Polyunsaturated fatty acid supplementation for schizophrenia

C B Joy, R Mumby-Croft, L A Joy
Cochrane Database of Systematic Reviews 2003, (2): CD001257
12804400

BACKGROUND: Limited evidence supports a hypothesis suggesting that schizophrenic symptoms may be the result of altered neuronal membrane structure and metabolism. This structure and metabolism is dependent on blood plasma levels of certain essential fatty acids and their metabolites.

OBJECTIVES: To review the effects polyunsaturated fatty acids for people with schizophrenia.
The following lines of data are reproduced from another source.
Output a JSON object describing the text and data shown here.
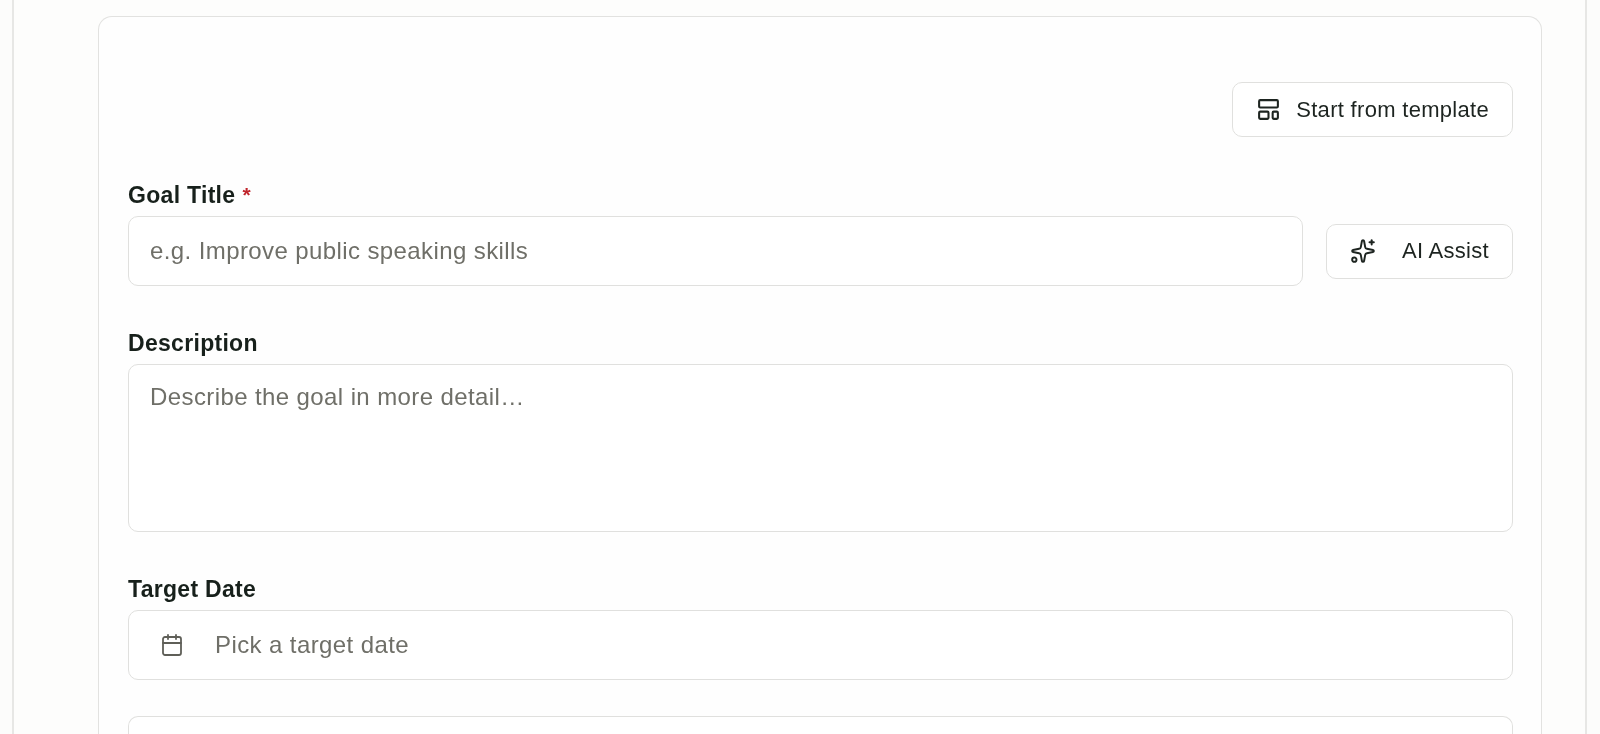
{
  "template_button": {
    "label": "Start from template"
  },
  "fields": [
    {
      "kind": "text",
      "label": "Goal Title",
      "required_mark": "*",
      "placeholder": "e.g. Improve public speaking skills",
      "assist_button": {
        "label": "AI Assist"
      }
    },
    {
      "kind": "textarea",
      "label": "Description",
      "placeholder": "Describe the goal in more detail…"
    },
    {
      "kind": "date",
      "label": "Target Date",
      "placeholder": "Pick a target date"
    },
    {
      "kind": "box"
    }
  ]
}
SEARCH STRATEGY: The initial search of 1998 was updated. We searched the Cochrane Schizophrenia Group's Register (July 2002), and authors of included studies and relevant pharmaceutical companies were contacted.

SELECTION CRITERIA: All randomised clinical trials of polyunsaturated fatty acid treatment for schizophrenia.
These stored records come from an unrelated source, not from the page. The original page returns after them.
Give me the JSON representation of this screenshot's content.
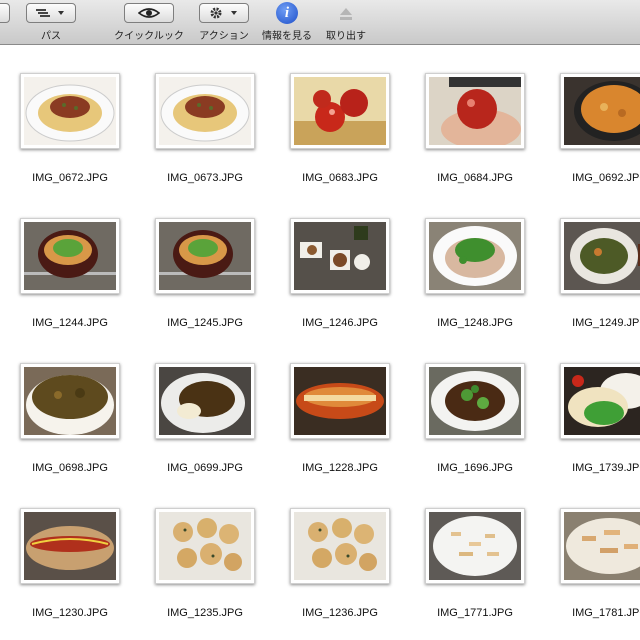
{
  "toolbar": {
    "path_label": "パス",
    "quicklook_label": "クイックルック",
    "action_label": "アクション",
    "info_label": "情報を見る",
    "eject_label": "取り出す"
  },
  "files": [
    {
      "name": "IMG_0672.JPG",
      "kind": "spaghetti"
    },
    {
      "name": "IMG_0673.JPG",
      "kind": "spaghetti"
    },
    {
      "name": "IMG_0683.JPG",
      "kind": "tomatoes"
    },
    {
      "name": "IMG_0684.JPG",
      "kind": "tomato-hand"
    },
    {
      "name": "IMG_0692.JPG",
      "kind": "pot"
    },
    {
      "name": "IMG_1244.JPG",
      "kind": "bowl-greens"
    },
    {
      "name": "IMG_1245.JPG",
      "kind": "bowl-greens"
    },
    {
      "name": "IMG_1246.JPG",
      "kind": "table-set"
    },
    {
      "name": "IMG_1248.JPG",
      "kind": "plate-greens"
    },
    {
      "name": "IMG_1249.JPG",
      "kind": "plate-veg"
    },
    {
      "name": "IMG_0698.JPG",
      "kind": "curry"
    },
    {
      "name": "IMG_0699.JPG",
      "kind": "curry-plate"
    },
    {
      "name": "IMG_1228.JPG",
      "kind": "bread"
    },
    {
      "name": "IMG_1696.JPG",
      "kind": "stirfry"
    },
    {
      "name": "IMG_1739.JPG",
      "kind": "rice-onion"
    },
    {
      "name": "IMG_1230.JPG",
      "kind": "hotdog"
    },
    {
      "name": "IMG_1235.JPG",
      "kind": "cookies"
    },
    {
      "name": "IMG_1236.JPG",
      "kind": "cookies"
    },
    {
      "name": "IMG_1771.JPG",
      "kind": "noodles"
    },
    {
      "name": "IMG_1781.JPG",
      "kind": "noodles2"
    }
  ]
}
DATA COLLECTION AND ANALYSIS: Reviewers, working independently, selected, quality assessed, and extracted relevant data. Analysis was on an intention-to-treat basis. Where possible and appropriate Relative Risk (RR) and their 95% confidence intervals (CI) were calculated and the number needed to treat (NNT) estimated. For continuous data, weighted mean differences (WMD) and their 95% confidence intervals were calculated. Data were inspected for heterogeneity.

MAIN RESULTS: Five short small studies (n=313) were included. One small study (n=30) suggested that an omega-3 EFA (ecisapentenoic acid (EPA) enriched oil) may have some antipsychotic properties when compared with placebo, even if not given as a supplement to standard drugs (RR not needing antipsychotic drugs 0.73 CI 0.54 to 1.00; RR less than 25% improvement in PANSS 0.54 CI 0.3 to 0.96, NNT 3 CI 2 to 29). Other studies comparing omega-3 EFA's with placebo as a supplement to antipsychotics were too small to be conclusive. There was a suggestion that people already on antipsychotics when given omega-3 EFA supplementation had greater improvement of mental state compared to those receiving a placebo supplementation but the result were not significant (n=29, 1 RCT, RR <25% improvement in PANSS 0.62 CI 0.37 to 1.05). However, the mental state of both medicated and un-medicated patients was significantly better for those receiving omega-3 EFA supplementation (n=59, 2 RCTs, RR <25% improved on PANSS 0.58 CI 0.39 to 0.85, NNT 3 CI 2-8). Medium term data, however, did not favour either group (n=87, 1 RCT, MD PANSS endpoint -1.0 CI -8.15 to 6.15). All studies had low attrition (<10% total, n=271, 4 RCTs, RR leaving the study early 0.91 CI 0.36 to 2.33). Another study (n=31) comparing two types of omega-3 EFA's, ecisapentenoic acid enriched oil and docosahexanoic acid oil, also found no differences between these two EFA's in measures of mental state. One small (n=16) study investigated the effects of an omega-6 EFA compared with placebo for tardive dyskinesia and found no clear effects. There is not a clear dose response to omega-3 supplementation. Adverse effects seem rare but diarrhoea may be a problem in the medium term.

REVIEWER'S CONCLUSIONS: The use of omega-3 polyunsaturated fatty acids for schizophrenia remains experimental and large well designed, conducted and reported studies are indicated and needed.